Okay, so I am asked to verify the convergence or divergence of the following improper integrals:
$$\int_{-\infty}^\infty \frac{1}{1+x^6}dx$$
and
$$\int_1^\infty \frac{x}{1-e^x}dx$$
Now, my first attempt was to use comparison criterion with $$\int \frac{1}{x^2}$$
and conclude that both of the improper integrals converge given that they are smaller than the general term $\frac{1}{x^2}$.
Is it the right path? Also, are the antiderivatives of the improper integrals given easy to find?
Thanks.
On
If you exclude some irrelevant finite piece near the origin then $1/x^2$ easily bounds the first integral, yes.
For the second one it's easiest to just use something like $-e^{-x/2}$. The top is eventually smaller than any exponential and the bottom grows exponentially.
Neither has a simple antiderivative, and only the first one has an antiderivative expressible in terms of elementary functions.
On
For the second, you have two problems.
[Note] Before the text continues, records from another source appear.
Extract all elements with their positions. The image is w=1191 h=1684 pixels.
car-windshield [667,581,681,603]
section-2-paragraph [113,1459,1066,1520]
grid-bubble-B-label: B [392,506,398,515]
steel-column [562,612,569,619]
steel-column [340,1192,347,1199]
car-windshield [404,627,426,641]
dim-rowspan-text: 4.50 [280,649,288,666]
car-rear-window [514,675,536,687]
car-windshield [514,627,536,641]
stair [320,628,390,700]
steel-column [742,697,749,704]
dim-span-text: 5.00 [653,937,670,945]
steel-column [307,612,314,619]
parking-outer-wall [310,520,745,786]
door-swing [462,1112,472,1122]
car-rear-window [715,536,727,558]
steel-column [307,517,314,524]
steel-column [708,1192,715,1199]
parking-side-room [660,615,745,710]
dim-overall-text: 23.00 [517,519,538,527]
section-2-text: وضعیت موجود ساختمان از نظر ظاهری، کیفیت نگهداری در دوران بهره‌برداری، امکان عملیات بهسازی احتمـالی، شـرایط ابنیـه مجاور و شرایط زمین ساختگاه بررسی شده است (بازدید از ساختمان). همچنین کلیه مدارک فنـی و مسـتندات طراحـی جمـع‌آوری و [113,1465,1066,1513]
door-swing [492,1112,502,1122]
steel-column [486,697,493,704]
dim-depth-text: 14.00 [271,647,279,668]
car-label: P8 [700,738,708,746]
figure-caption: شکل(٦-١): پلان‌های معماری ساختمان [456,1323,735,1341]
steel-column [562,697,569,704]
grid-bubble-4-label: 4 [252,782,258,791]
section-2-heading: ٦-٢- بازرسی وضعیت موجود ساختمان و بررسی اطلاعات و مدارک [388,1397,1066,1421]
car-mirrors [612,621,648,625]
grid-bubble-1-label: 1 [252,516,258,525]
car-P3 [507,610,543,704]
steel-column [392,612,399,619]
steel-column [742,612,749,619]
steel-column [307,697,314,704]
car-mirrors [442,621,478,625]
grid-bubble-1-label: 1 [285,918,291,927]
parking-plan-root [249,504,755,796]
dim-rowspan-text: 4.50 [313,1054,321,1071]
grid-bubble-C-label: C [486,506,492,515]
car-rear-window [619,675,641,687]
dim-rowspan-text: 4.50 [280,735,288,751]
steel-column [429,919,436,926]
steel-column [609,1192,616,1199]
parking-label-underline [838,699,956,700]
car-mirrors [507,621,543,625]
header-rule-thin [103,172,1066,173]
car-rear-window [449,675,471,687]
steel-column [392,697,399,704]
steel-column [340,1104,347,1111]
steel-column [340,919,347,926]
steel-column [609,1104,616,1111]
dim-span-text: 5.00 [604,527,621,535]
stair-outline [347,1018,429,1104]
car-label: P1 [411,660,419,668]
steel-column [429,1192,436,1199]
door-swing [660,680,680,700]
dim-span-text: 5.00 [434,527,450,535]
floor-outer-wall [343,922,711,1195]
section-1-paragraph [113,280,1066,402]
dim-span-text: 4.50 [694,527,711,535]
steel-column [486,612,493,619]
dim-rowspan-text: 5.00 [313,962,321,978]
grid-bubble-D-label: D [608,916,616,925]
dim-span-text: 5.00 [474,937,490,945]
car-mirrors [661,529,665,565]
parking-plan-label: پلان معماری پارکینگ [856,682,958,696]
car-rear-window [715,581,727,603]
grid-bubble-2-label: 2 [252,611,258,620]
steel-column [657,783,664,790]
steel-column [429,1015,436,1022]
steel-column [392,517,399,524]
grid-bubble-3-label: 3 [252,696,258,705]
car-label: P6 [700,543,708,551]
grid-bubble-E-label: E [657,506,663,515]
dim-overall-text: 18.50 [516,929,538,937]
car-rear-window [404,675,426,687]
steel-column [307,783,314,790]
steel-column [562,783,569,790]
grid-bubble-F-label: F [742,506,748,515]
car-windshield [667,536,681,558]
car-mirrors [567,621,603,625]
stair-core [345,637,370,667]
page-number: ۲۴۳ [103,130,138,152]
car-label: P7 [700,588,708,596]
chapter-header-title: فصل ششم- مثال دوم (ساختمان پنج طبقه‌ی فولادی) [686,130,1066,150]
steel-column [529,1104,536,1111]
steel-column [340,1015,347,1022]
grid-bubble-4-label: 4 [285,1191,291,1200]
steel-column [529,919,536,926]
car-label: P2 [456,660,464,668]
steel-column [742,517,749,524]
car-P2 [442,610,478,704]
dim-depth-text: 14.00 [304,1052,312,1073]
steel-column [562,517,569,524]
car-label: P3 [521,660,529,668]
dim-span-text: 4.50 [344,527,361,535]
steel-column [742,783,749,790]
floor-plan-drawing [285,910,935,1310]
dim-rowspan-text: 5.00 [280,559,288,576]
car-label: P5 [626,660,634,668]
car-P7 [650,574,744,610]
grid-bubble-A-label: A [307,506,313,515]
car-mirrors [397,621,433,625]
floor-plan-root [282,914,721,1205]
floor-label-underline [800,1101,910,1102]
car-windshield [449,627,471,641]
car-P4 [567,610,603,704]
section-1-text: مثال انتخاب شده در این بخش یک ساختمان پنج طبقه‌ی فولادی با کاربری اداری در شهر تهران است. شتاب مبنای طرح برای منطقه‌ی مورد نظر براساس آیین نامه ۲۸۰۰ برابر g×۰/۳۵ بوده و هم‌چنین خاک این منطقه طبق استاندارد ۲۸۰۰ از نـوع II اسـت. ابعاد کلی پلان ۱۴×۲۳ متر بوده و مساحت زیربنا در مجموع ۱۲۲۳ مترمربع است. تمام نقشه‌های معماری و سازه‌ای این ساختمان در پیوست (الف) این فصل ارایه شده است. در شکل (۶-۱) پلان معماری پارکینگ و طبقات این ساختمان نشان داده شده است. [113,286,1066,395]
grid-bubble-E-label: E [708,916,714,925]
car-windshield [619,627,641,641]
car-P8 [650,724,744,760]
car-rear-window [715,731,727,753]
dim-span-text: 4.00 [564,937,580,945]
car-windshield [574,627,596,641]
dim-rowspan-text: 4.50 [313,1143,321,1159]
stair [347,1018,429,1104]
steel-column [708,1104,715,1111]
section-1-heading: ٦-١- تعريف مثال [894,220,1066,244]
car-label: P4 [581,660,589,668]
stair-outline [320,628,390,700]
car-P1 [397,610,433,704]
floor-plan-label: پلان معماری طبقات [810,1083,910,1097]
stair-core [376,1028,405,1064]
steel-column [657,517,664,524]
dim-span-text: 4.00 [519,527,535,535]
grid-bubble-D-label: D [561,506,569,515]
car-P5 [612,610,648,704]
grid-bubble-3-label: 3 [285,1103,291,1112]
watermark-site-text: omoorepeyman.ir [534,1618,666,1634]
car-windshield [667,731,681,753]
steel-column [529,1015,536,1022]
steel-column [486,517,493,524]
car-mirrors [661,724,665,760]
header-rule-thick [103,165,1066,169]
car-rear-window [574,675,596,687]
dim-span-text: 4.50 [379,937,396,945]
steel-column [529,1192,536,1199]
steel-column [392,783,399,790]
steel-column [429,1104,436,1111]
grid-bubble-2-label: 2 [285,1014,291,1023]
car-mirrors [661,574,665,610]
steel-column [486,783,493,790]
One is at $\infty$, which your comparison will take care of. At $1$ the denominator goes to zero. Once you show it goes to a finite value you have shown convergence.
On
For the second, note that:
$\int_1^\infty \frac{x}{1-e^x}dx \leq \sum_2^{\infty} \frac{n}{1 - e^{n}}$,
so we can apply the ratio test:
$\lim_{n \to \infty} \frac{(1 -e^n)(n+1)}{(1-e^n)n}$
using L'Hopital once we get:
$\lim_{n \to \infty} \frac{1 - e^n(n+2)}{1 - e^{n+1}(n+1)}$ =
$\lim_{n \to \infty}\frac{1}{e^{n+1}(n+1)-1} + \lim_{n \to \infty}\frac{e^n(n+2)}{1 -e^{n+1}(n+1)}$ =
$\lim_{n \to \infty}\frac{e^n(n+2)}{1 -e^{n+1}(n+1)} = $
(using L'Hopital and simplifying)
$\lim_{n \to \infty} \frac{n+3}{en + 2e} = $
(using L'Hopital again)
$\frac{1}{e} < 1$
so the series, and therefore the integral converges.
For the first one you can write:
$$\int_1^\infty \frac{dx}{1+x^6}\le \int_1^{\infty}\frac{dx}{1+x^2} = \frac{\pi}{2} - \frac{\pi}{4} =\frac{\pi}{4}$$
and
$$\int_0^{1} \frac{dx}{1+x^{6}}\le \int_0^{1} dx=1$$
This shows that
$$\int_0^{\infty}\frac{dx}{1+x^6}$$ exists and is finite. You can similarly show $$\int_{-\infty}^{0}\frac{dx}{1+x^6}$$ exists, and adding the two integrals shows the desired integral converges.